There is a lot of reporting on how terrorist groups get started and how they develop, but very little about how they end. Obama administration officials have been saying for weeks that its drone attacks over the past year have got al-Qaida on the run, but experts say it isn't just drone attacks that are weakening al-Qaida. The group is defeating itself.
Al-Qaida is still a serious threat, and nothing could deny the fact the group is focused on attacking the U.S. any way it can. But if history is any guide, terrorist groups can eventually burn out.
The Ways A Group Can End Audrey Kurth Cronin, a professor at the National Defense University, lists the way such movements end.

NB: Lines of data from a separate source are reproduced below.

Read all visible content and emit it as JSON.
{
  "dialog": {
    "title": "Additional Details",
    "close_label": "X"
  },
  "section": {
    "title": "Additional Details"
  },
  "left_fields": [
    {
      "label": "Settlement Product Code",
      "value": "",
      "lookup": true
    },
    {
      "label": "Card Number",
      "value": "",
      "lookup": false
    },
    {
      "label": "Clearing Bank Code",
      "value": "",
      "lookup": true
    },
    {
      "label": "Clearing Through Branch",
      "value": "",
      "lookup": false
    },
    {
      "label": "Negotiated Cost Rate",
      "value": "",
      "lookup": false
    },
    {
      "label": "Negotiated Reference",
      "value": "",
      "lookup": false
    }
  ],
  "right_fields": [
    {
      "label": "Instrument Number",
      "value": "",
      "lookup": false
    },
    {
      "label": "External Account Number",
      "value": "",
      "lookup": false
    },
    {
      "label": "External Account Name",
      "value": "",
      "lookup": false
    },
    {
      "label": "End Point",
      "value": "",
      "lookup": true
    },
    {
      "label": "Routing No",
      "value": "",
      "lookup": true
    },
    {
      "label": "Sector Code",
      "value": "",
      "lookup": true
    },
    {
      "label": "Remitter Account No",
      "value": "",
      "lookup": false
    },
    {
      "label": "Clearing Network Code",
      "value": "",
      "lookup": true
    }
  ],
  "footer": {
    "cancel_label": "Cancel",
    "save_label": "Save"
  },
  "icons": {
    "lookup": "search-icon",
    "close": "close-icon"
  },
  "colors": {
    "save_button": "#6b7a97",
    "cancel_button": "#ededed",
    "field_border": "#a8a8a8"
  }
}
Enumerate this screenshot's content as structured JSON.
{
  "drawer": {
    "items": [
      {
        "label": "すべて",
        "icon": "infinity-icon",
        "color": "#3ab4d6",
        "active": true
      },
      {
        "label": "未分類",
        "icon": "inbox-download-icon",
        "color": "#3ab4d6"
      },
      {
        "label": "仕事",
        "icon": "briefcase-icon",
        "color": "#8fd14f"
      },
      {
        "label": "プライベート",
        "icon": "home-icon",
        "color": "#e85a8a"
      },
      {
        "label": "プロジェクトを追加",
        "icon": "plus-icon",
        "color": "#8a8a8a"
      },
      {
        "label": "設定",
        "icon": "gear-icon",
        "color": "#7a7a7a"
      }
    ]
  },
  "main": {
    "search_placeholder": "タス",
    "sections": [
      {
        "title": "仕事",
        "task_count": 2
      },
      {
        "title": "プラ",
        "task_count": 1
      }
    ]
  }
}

"There are different ways that groups end, and those include decapitation, the capture or the killing of the leader," she said. "Sometimes negotiations can help lead to the end -- success which is, by the way, relatively rare; failure where groups lose popular support; and finally reorientation of the violence of a group."
In other words, the group comes to the conclusion that terrorist attacks aren't getting them any closer to their goal. That's basically what happened with the Irish Republican Army in the late 1990s. A car bombing carried out by an IRA splinter group in Omagh, Northern Ireland, in 1998 killed 29 people, including nine children. Cronin, who wrote a book called How Terrorism Ends, said that bombing sparked such outrage among the people of Northern Ireland that it gave impetus to the Good Friday peace talks.